Um dia depois, o cenário na entrada da Kiss denunciava o efeito nefasto da tolerância
com irregularidades. Por existir apenas uma porta, boa parte das mil pessoas
que lotavam a boate não conseguiu sair. Dezenas de corpos estavam empilhados
a apenas um metro da saída. Somente no banheiro havia 180 vítimas.

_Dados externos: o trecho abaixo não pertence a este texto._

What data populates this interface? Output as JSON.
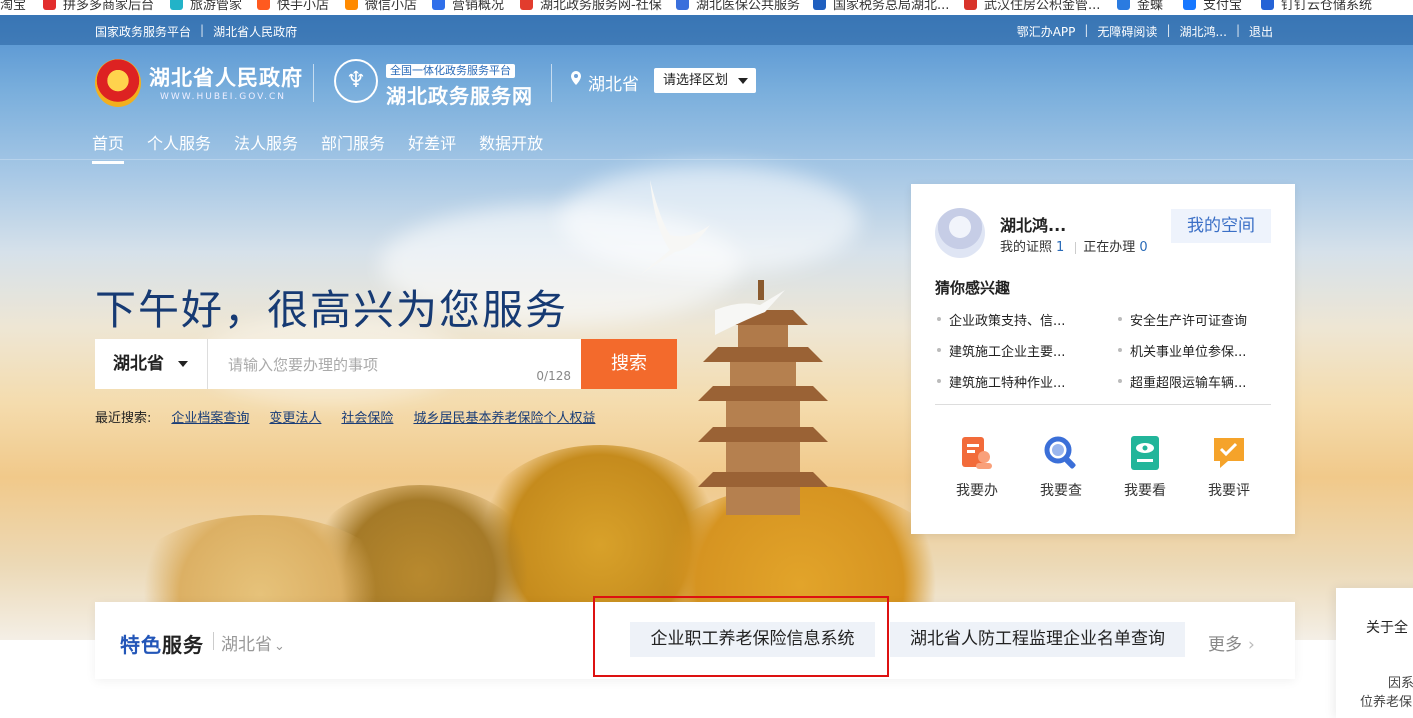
{
  "bookmarks": [
    {
      "label": "淘宝",
      "color": "#ff6a00"
    },
    {
      "label": "拼多多商家后台",
      "color": "#e22d2d"
    },
    {
      "label": "旅游管家",
      "color": "#22b3c8"
    },
    {
      "label": "快手小店",
      "color": "#ff5a1f"
    },
    {
      "label": "微信小店",
      "color": "#ff8a00"
    },
    {
      "label": "营销概况",
      "color": "#2f6fea"
    },
    {
      "label": "湖北政务服务网-社保",
      "color": "#e23c2d"
    },
    {
      "label": "湖北医保公共服务",
      "color": "#3a6fdc"
    },
    {
      "label": "国家税务总局湖北...",
      "color": "#1f5fbf"
    },
    {
      "label": "武汉住房公积金管...",
      "color": "#d8332a"
    },
    {
      "label": "金蝶",
      "color": "#2a7be0"
    },
    {
      "label": "支付宝",
      "color": "#1677ff"
    },
    {
      "label": "钉钉云仓储系统",
      "color": "#2463d6"
    }
  ],
  "top_strip": {
    "left_links": [
      "国家政务服务平台",
      "湖北省人民政府"
    ],
    "right_links": [
      "鄂汇办APP",
      "无障碍阅读",
      "湖北鸿...",
      "退出"
    ]
  },
  "header": {
    "gov_title": "湖北省人民政府",
    "gov_sub": "WWW.HUBEI.GOV.CN",
    "svc_tag": "全国一体化政务服务平台",
    "svc_title": "湖北政务服务网",
    "location": "湖北省",
    "region_select": "请选择区划"
  },
  "nav": [
    "首页",
    "个人服务",
    "法人服务",
    "部门服务",
    "好差评",
    "数据开放"
  ],
  "greeting": "下午好，很高兴为您服务",
  "search": {
    "province": "湖北省",
    "placeholder": "请输入您要办理的事项",
    "count": "0/128",
    "button": "搜索"
  },
  "recent": {
    "label": "最近搜索:",
    "items": [
      "企业档案查询",
      "变更法人",
      "社会保险",
      "城乡居民基本养老保险个人权益"
    ]
  },
  "user_card": {
    "name": "湖北鸿...",
    "cert_label": "我的证照",
    "cert_count": "1",
    "doing_label": "正在办理",
    "doing_count": "0",
    "my_space": "我的空间",
    "interest_title": "猜你感兴趣",
    "interests": [
      "企业政策支持、信...",
      "安全生产许可证查询",
      "建筑施工企业主要...",
      "机关事业单位参保...",
      "建筑施工特种作业...",
      "超重超限运输车辆..."
    ],
    "actions": [
      {
        "label": "我要办",
        "icon": "document-person-icon",
        "color": "#f26b3a"
      },
      {
        "label": "我要查",
        "icon": "magnifier-icon",
        "color": "#3b6fd8"
      },
      {
        "label": "我要看",
        "icon": "eye-screen-icon",
        "color": "#22b59a"
      },
      {
        "label": "我要评",
        "icon": "check-chat-icon",
        "color": "#f5a32a"
      }
    ]
  },
  "featured": {
    "label_a": "特色",
    "label_b": "服务",
    "region": "湖北省",
    "items": [
      "企业职工养老保险信息系统",
      "湖北省人防工程监理企业名单查询"
    ],
    "more": "更多"
  },
  "side_popup": {
    "line1": "关于全",
    "line2": "因系",
    "line3": "位养老保"
  }
}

Casas noturnas irregulares como essa funcionam em todo o País e deveriam ser fechadas
A morte de 236 pessoas na boate Kiss, de Santa Maria, no Rio Grande
do Sul, é resultado de uma sucessão de erros, omissões e
irresponsabilidades dos proprietários da casa noturna, da banda, que
acendeu um sinalizador e provocou o incêndio, e da fiscalização do poder
público, especificamente o Corpo de Bombeiros e a prefeitura da cidade
gaúcha. Infelizmente, porém, a Kiss não é o único exemplo de espaço em
que o entretenimento se torna arma letal.
Por todo o País, diversos proprietários negligenciam o capítulo
segurança em suas casas noturnas, tratando-o como um custo para o
empreendimento, e não como um investimento na vida de seus clientes.

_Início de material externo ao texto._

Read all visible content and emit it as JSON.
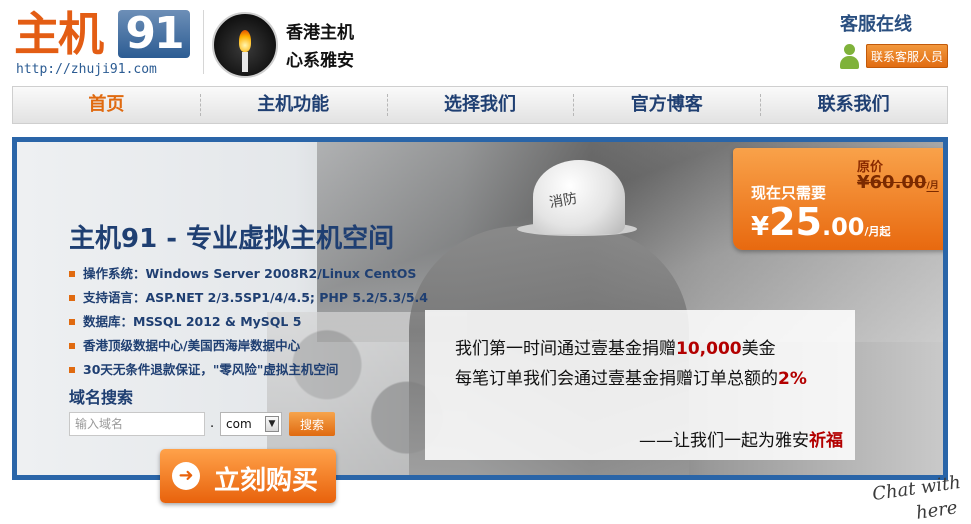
{
  "logo": {
    "text": "主机",
    "number": "91",
    "url": "http://zhuji91.com"
  },
  "header": {
    "tagline_line1": "香港主机",
    "tagline_line2": "心系雅安"
  },
  "support": {
    "title": "客服在线",
    "button": "联系客服人员"
  },
  "nav": [
    {
      "label": "首页",
      "active": true
    },
    {
      "label": "主机功能",
      "active": false
    },
    {
      "label": "选择我们",
      "active": false
    },
    {
      "label": "官方博客",
      "active": false
    },
    {
      "label": "联系我们",
      "active": false
    }
  ],
  "banner": {
    "title": "主机91 - 专业虚拟主机空间",
    "features": [
      "操作系统：Windows Server 2008R2/Linux CentOS",
      "支持语言：ASP.NET 2/3.5SP1/4/4.5; PHP 5.2/5.3/5.4",
      "数据库：MSSQL 2012 & MySQL 5",
      "香港顶级数据中心/美国西海岸数据中心",
      "30天无条件退款保证，\"零风险\"虚拟主机空间"
    ],
    "helmet_text": "消防"
  },
  "domain_search": {
    "label": "域名搜索",
    "placeholder": "输入域名",
    "dot": ".",
    "tld": "com",
    "button": "搜索"
  },
  "price": {
    "original_label": "原价",
    "original": "¥60.00",
    "original_unit": "/月",
    "now_label": "现在只需要",
    "now_currency": "¥",
    "now_int": "25",
    "now_dec": ".00",
    "now_unit": "/月起"
  },
  "donation": {
    "line1_pre": "我们第一时间通过壹基金捐赠",
    "line1_amount": "10,000",
    "line1_post": "美金",
    "line2_pre": "每笔订单我们会通过壹基金捐赠订单总额的",
    "line2_pct": "2%",
    "sign_pre": "——让我们一起为雅安",
    "sign_bless": "祈福"
  },
  "buy": {
    "label": "立刻购买"
  },
  "chat": {
    "line1": "Chat with",
    "line2": "here"
  },
  "colors": {
    "brand_orange": "#e06a10",
    "brand_blue": "#2a65a8",
    "nav_text": "#1f3f72",
    "highlight_red": "#b30000"
  }
}
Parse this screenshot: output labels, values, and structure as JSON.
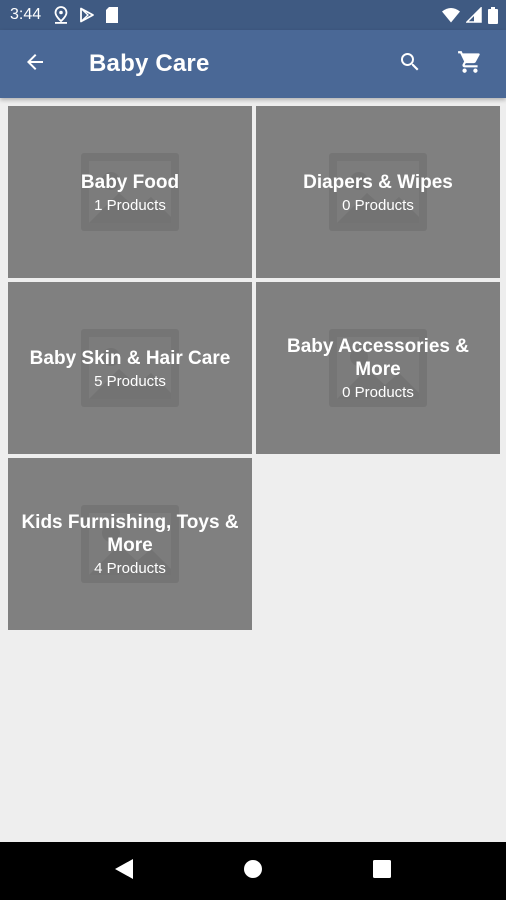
{
  "status_bar": {
    "time": "3:44",
    "left_icons": [
      "location-icon",
      "play-store-icon",
      "sd-card-icon"
    ],
    "right_icons": [
      "wifi-icon",
      "signal-icon",
      "battery-icon"
    ]
  },
  "app_bar": {
    "title": "Baby Care",
    "back_icon": "arrow-back-icon",
    "actions": [
      "search-icon",
      "cart-icon"
    ]
  },
  "categories": [
    {
      "name": "Baby Food",
      "count": "1 Products"
    },
    {
      "name": "Diapers & Wipes",
      "count": "0 Products"
    },
    {
      "name": "Baby Skin & Hair Care",
      "count": "5 Products"
    },
    {
      "name": "Baby Accessories & More",
      "count": "0 Products"
    },
    {
      "name": "Kids Furnishing, Toys & More",
      "count": "4 Products"
    }
  ],
  "nav_bar": {
    "buttons": [
      "back-triangle-icon",
      "home-circle-icon",
      "recents-square-icon"
    ]
  },
  "colors": {
    "status_bar": "#3f5a82",
    "app_bar": "#4a6896",
    "tile": "#808080",
    "background": "#eeeeee"
  }
}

Até a sexta-feira 10, centenas de bares e boates foram interditados
pelas prefeituras das capitais e de cidades de médio porte dos Estados
da Bahia, Amazonas, Ceará, Alagoas, Pernambuco, Santa Catarina, Rio de
Janeiro e Rio Grande do Sul. Esses espaços de reunião – fiscalizados
após a tragédia de Santa Maria – apresentavam falhas de segurança
semelhantes às da Kiss. Somente em Manaus, 66 boates e bares foram
interditados, inclusive a Tropical Club, uma das mais frequentadas da
cidade, que leva o nome do luxuoso hotel que a abriga. Nela, as saídas
de emergência estavam fechadas e os extintores de incêndio não tinham
sinalização. Em Salvador, várias boates funcionavam sem alvará, uma
delas – localizada no bairro boêmio do Rio Vermelho – era uma
borracharia pela manhã e uma danceteria à noite.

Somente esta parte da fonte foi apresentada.